Só no contexto de sociedades democráticas é que se poderá encarar um futuro mais risonho para as questões que os grupos sociais diferentes levantam na vida e na construção dessas mesmas sociedades. Os legisladores precisam do conceito de minoria étnica para elaborarem uma carta de direitos e deveres das minorias no contexto de uma sociedade democrática. Mas o sociólogos vão chamando a atenção para o carácter discriminatório que o próprio conceito de minoria evoca ou provoca nos seus interlocutores. Os sociólogos preferem falar tão somente de grupos sociais ou de povos diferentes. Contudo, e por agora, o direito não se basta com esses conceitos tão vastos. Assim a reflexão forense e teológica continua a preferir falar de minorias. Nos últimos anos, na Europa, alguns pensadores e alguns colóquios têm abordado a questão dos "Direitos e Deveres das minorias testados pela realidade étnica". Toda a reflexão deste problema tem como fundamento a Declaração Universal dos Direitos Humanos, mas o recurso a essa declaração está longe de ser suficiente . As problemáticas levantadas pelas transmigrações nos últimos cinquenta anos exigem hoje um tratamento específico desta categoria de direitos.
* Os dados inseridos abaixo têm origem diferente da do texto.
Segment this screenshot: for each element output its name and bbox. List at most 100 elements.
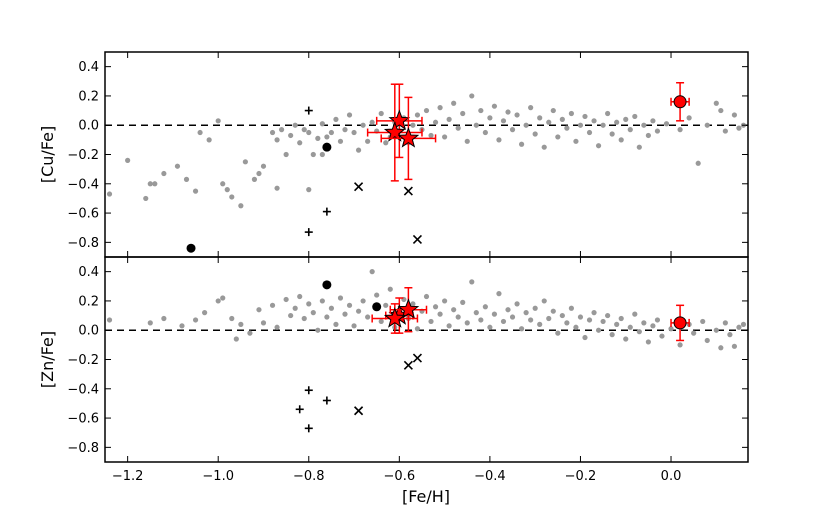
top-field-star-point [288,132,294,139]
top-field-star-point [532,131,538,137]
bottom-field-star-point [473,310,479,316]
top-field-star-point [360,122,366,128]
top-field-star-point [546,119,552,125]
x-tick-label: −0.8 [293,469,325,484]
bottom-field-star-point [442,298,448,304]
top-field-star-point [220,181,226,187]
bottom-field-star-point [718,345,724,351]
bottom-filled-circle-point [372,302,382,312]
top-plus-point [322,207,331,216]
top-y-tick-label: 0.2 [78,89,99,104]
top-field-star-point [346,112,353,118]
top-axis-ticks: 0.4 0.2 0.0 −0.2 −0.4 −0.6 −0.8 [67,52,748,257]
bottom-field-star-point [478,317,484,323]
top-y-tick-label: −0.2 [67,148,99,163]
bottom-cluster-star [389,287,428,333]
top-field-star-point [731,112,738,118]
top-field-star-point [437,105,443,111]
top-y-tick-label: 0.0 [78,119,99,134]
top-field-star-point [342,127,348,133]
bottom-field-star-point [337,295,344,301]
top-field-star-point [469,93,475,99]
top-field-star-point [605,110,611,117]
top-field-star-point [645,132,651,139]
bottom-field-star-point [627,324,633,330]
top-field-star-point [487,115,493,121]
top-field-star-point [595,143,602,149]
bottom-field-star-point [333,321,339,327]
top-field-star-point [550,107,556,114]
top-field-star-point [491,103,498,109]
top-field-star-point [618,137,624,143]
top-field-star-point [464,138,470,144]
bottom-field-star-point [564,320,570,326]
bottom-field-star-point [220,295,226,301]
top-field-star-point [183,176,190,182]
top-cross-point [412,234,423,244]
top-plus-point [304,106,313,115]
bottom-field-star-point [509,314,516,320]
bottom-field-star-point [496,291,502,297]
top-field-star-point [455,125,461,131]
bottom-field-star-point [383,302,389,308]
bottom-field-star-point [650,323,656,329]
top-field-star-point [278,127,285,133]
bottom-y-tick-label: −0.8 [67,441,99,456]
top-field-star-point [736,125,742,131]
top-field-star-point [505,109,511,115]
top-field-star-point [500,118,507,124]
bottom-field-star-point [645,339,651,345]
bottom-field-star-point [700,318,706,325]
bottom-field-star-point [256,307,262,313]
bottom-plus-point [295,405,304,414]
top-field-star-point [641,122,647,128]
bottom-field-star-point [704,337,710,344]
top-field-star-point [274,185,280,191]
top-field-star-point [428,132,434,139]
top-field-star-point [333,116,339,122]
top-field-star-point [695,160,701,166]
bottom-cross-point [354,406,364,416]
bottom-y-tick-label: −0.2 [67,353,99,368]
top-panel: 0.4 0.2 0.0 −0.2 −0.4 −0.6 −0.8 [Cu/Fe] [38,51,749,258]
top-field-star-point [106,191,113,197]
bottom-y-tick-label: 0.0 [78,324,99,339]
bottom-field-star-point [591,310,597,316]
bottom-plus-point [304,424,313,433]
bottom-field-star-point [233,336,239,342]
top-field-star-point [582,113,588,120]
bottom-field-star-point [641,320,647,326]
top-field-star-point [192,188,199,194]
top-field-star-point [623,116,629,122]
x-axis-label: [Fe/H] [402,487,450,506]
bottom-field-star-point [727,332,733,338]
bottom-field-star-point [518,326,525,332]
top-field-star-point [686,115,692,121]
bottom-field-star-point [292,305,298,311]
top-cluster-star [366,83,423,182]
top-field-star-point [509,127,516,133]
bottom-field-star-point [274,324,280,330]
top-field-star-point [600,122,606,128]
bottom-field-star-point [541,298,547,304]
bottom-field-star-point [618,315,624,322]
top-field-star-point [591,118,597,124]
top-field-star-point [215,118,221,124]
bottom-field-star-point [614,321,620,327]
bottom-field-star-point [342,311,348,317]
top-field-star-point [460,110,466,117]
bottom-field-star-point [432,304,439,310]
top-field-star-point [559,116,565,122]
top-field-star-point [206,137,212,143]
top-field-star-point [292,122,298,128]
top-field-star-point [369,119,375,125]
bottom-cross-point [403,360,413,370]
top-field-star-point [260,163,267,169]
top-field-star-point [297,140,303,146]
bottom-field-star-point [691,330,697,336]
top-field-star-point [541,144,547,150]
bottom-field-star-point [537,321,543,327]
bottom-field-star-point [410,301,416,307]
bottom-field-star-point [482,304,488,310]
top-cluster-star [375,83,423,159]
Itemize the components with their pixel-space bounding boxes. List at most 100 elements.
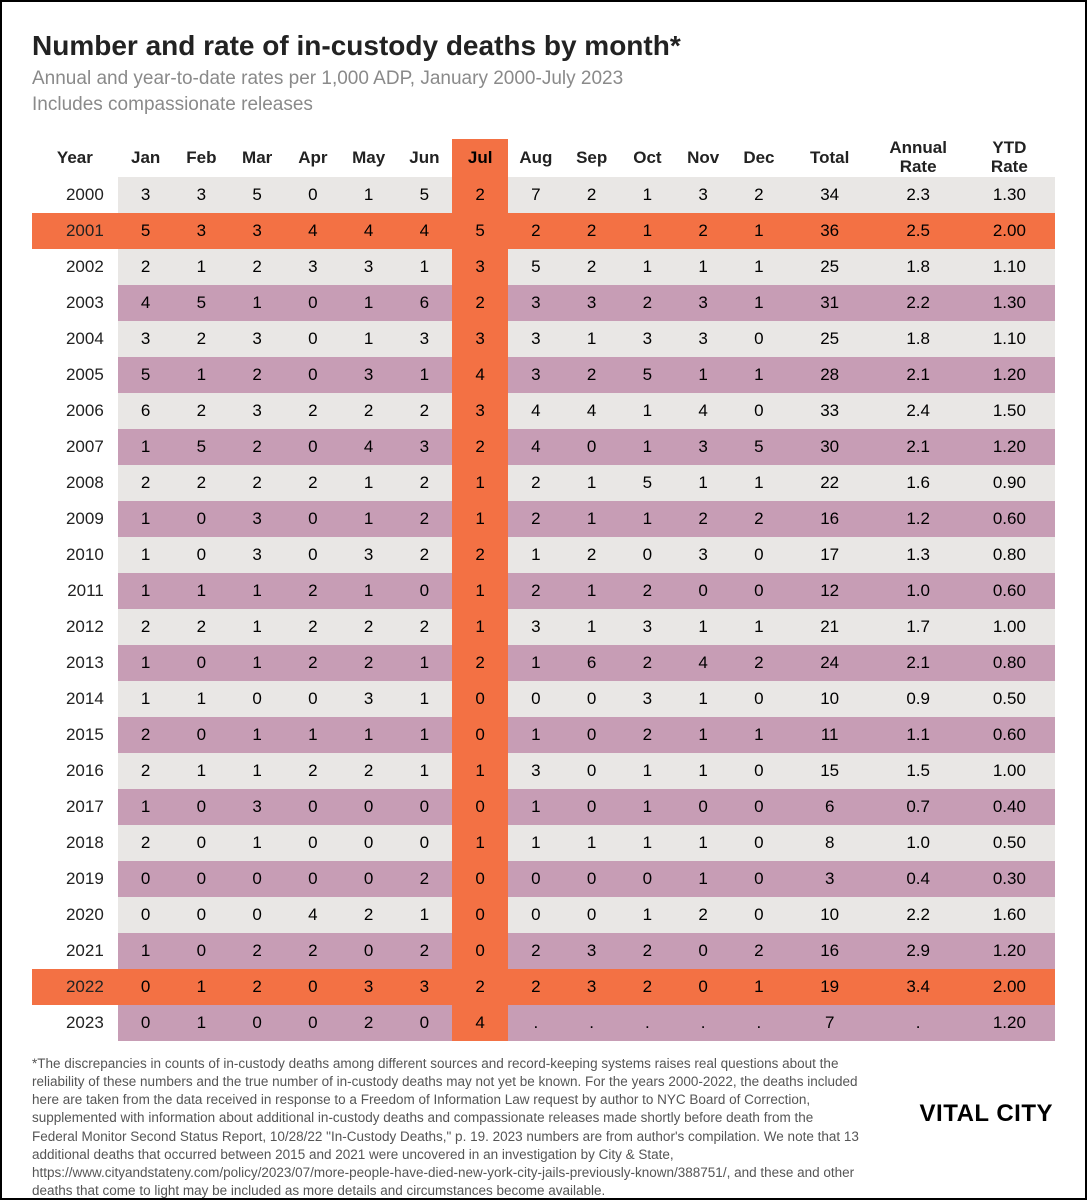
data-cell: 3 — [341, 357, 397, 393]
data-cell: 2 — [397, 609, 453, 645]
data-cell: 2.00 — [964, 213, 1055, 249]
data-cell: 1 — [452, 609, 508, 645]
column-header: Sep — [564, 139, 620, 176]
year-cell: 2008 — [32, 465, 118, 501]
data-cell: 1.60 — [964, 897, 1055, 933]
data-cell: 0 — [174, 789, 230, 825]
data-cell: 1 — [620, 897, 676, 933]
data-cell: 25 — [787, 321, 873, 357]
table-row: 2007152043240135302.11.20 — [32, 429, 1055, 465]
data-cell: 1 — [620, 177, 676, 213]
year-cell: 2010 — [32, 537, 118, 573]
data-cell: 7 — [787, 1005, 873, 1041]
data-cell: 0 — [731, 537, 787, 573]
data-cell: 0 — [118, 969, 174, 1005]
data-cell: 3 — [675, 321, 731, 357]
data-cell: 0 — [341, 861, 397, 897]
column-header: Nov — [675, 139, 731, 176]
year-cell: 2006 — [32, 393, 118, 429]
data-cell: 2 — [285, 645, 341, 681]
data-cell: 0 — [118, 897, 174, 933]
data-cell: 3 — [675, 177, 731, 213]
data-cell: 7 — [508, 177, 564, 213]
data-cell: 19 — [787, 969, 873, 1005]
data-cell: 1 — [620, 825, 676, 861]
data-cell: 1 — [731, 969, 787, 1005]
data-cell: 3 — [174, 177, 230, 213]
data-cell: 1 — [452, 501, 508, 537]
data-cell: 2 — [118, 753, 174, 789]
data-cell: 1 — [229, 609, 285, 645]
table-row: 2013101221216242242.10.80 — [32, 645, 1055, 681]
data-cell: 1 — [229, 717, 285, 753]
data-cell: 1 — [675, 249, 731, 285]
table-row: 201820100011111081.00.50 — [32, 825, 1055, 861]
data-cell: 6 — [397, 285, 453, 321]
data-cell: 0 — [731, 573, 787, 609]
data-cell: 0 — [341, 825, 397, 861]
data-cell: 1.50 — [964, 393, 1055, 429]
data-cell: 3 — [229, 789, 285, 825]
year-cell: 2015 — [32, 717, 118, 753]
data-cell: 4 — [508, 429, 564, 465]
data-cell: 2 — [341, 609, 397, 645]
data-cell: . — [508, 1005, 564, 1041]
data-cell: 1 — [118, 933, 174, 969]
data-cell: 0.7 — [873, 789, 964, 825]
chart-container: Number and rate of in-custody deaths by … — [0, 0, 1087, 1200]
data-cell: 36 — [787, 213, 873, 249]
data-cell: 1 — [620, 249, 676, 285]
data-cell: 2 — [452, 969, 508, 1005]
data-cell: 1 — [341, 501, 397, 537]
data-cell: 0 — [118, 1005, 174, 1041]
data-cell: 1 — [341, 717, 397, 753]
data-cell: 2 — [118, 825, 174, 861]
year-cell: 2007 — [32, 429, 118, 465]
data-cell: 1.8 — [873, 321, 964, 357]
data-cell: 2.00 — [964, 969, 1055, 1005]
data-cell: 2 — [731, 645, 787, 681]
data-cell: 2 — [731, 501, 787, 537]
data-cell: 1 — [118, 681, 174, 717]
year-cell: 2011 — [32, 573, 118, 609]
data-cell: 30 — [787, 429, 873, 465]
data-cell: 0.50 — [964, 681, 1055, 717]
data-cell: 1 — [118, 573, 174, 609]
data-cell: 2 — [285, 465, 341, 501]
data-cell: 0 — [285, 537, 341, 573]
data-cell: 3 — [452, 249, 508, 285]
data-cell: 3 — [118, 177, 174, 213]
column-header: Oct — [620, 139, 676, 176]
data-cell: 2 — [452, 285, 508, 321]
data-cell: 1 — [508, 645, 564, 681]
data-cell: 2 — [675, 501, 731, 537]
table-row: 20230100204.....7.1.20 — [32, 1005, 1055, 1041]
column-header: Total — [787, 139, 873, 176]
data-cell: 0 — [174, 717, 230, 753]
year-cell: 2000 — [32, 177, 118, 213]
data-cell: 3 — [341, 249, 397, 285]
data-cell: 3 — [229, 393, 285, 429]
data-cell: 1 — [452, 753, 508, 789]
data-cell: 0 — [452, 789, 508, 825]
year-cell: 2023 — [32, 1005, 118, 1041]
data-cell: 0 — [285, 177, 341, 213]
year-cell: 2014 — [32, 681, 118, 717]
data-cell: 0 — [675, 789, 731, 825]
data-cell: 1 — [675, 861, 731, 897]
data-cell: 2 — [620, 933, 676, 969]
data-cell: 4 — [285, 213, 341, 249]
data-cell: 0 — [285, 285, 341, 321]
data-cell: 5 — [620, 357, 676, 393]
data-cell: 4 — [564, 393, 620, 429]
data-cell: 3 — [508, 285, 564, 321]
data-cell: 1 — [174, 573, 230, 609]
data-cell: 0 — [174, 825, 230, 861]
data-cell: 2 — [118, 609, 174, 645]
data-cell: 2 — [564, 177, 620, 213]
data-cell: 2.2 — [873, 897, 964, 933]
data-cell: 2 — [620, 969, 676, 1005]
data-cell: 0 — [285, 825, 341, 861]
data-cell: 6 — [787, 789, 873, 825]
table-row: 2001533444522121362.52.00 — [32, 213, 1055, 249]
Aqui o choque entre a cultura americana e europeia é patente. Sobre a pretensão de que os Estados Unidos da América realizaram o ideal do diálogo cultural, os americanos defendem o pluriculturalismo. Isto é: reconhecem, e por vezes ao extremo, a diversidade das culturas. Criam legislações protectoras e até foram pioneiros na chamada discriminação positiva. A tal ponto que alguns reivindicam a pertença a uma minoria como modo expedito de ter acesso a privilégios e prerrogativas que de outro modo lhes seriam negadas. Mas ao defender o seu multiculturalismo a ponto de proclamarem que a América é o exemplo do melting pot , a cultura americana esconde a sua constante recusa do outro cultural. Na Europa, quer em Itália quer sobretudo na França, defendem-se em meios universitários, antes de mais, e depois em posições mais ou menos políticas, a visão ou a postura da interculturalidade. Nesta visão tenta-se promover o diálogo intercultural, isto é, a verdadeira interpenetração das culturas. Existem mesmo aqueles que nesta perspectiva defendem a miscegenação como ideal da futura sociedade europeia. O primeiro passo para esta visão é exactamente o de iniciar o diálogo cultural, o reconhecimento do outro, a descoberta da sua contribuição cultural para a família dos povos. Depois inicia-se o trabalho legislativo que deve assegurar as condições de segurança base para um desenvolvimento das populações. Trabalho ingente se nos lembrarmos, por exemplo, de que a UNESCO recenseou no mundo 50 mil culturas diferentes.

Mas a instauração de uma cultura da paz no mundo e que venha ocupar o lugar da cultura da guerra, que até hoje dominou a vida da humanidade, passa não só pela prática da não-violência mas também pelo exercício, em todos os seus azimutes, do diálogo cultural.

Vale a pena, ao terminar, recordar o ponto 4 do Manifesto 2000 da UNESCO: "Ouvir para compreender. Defender a liberdade de expressão e a diversidade cultural, privilegiando sempre a capacidade de ouvir e de dialogar sem ceder ao fanatismo, à maledicência e à rejeição do próximo".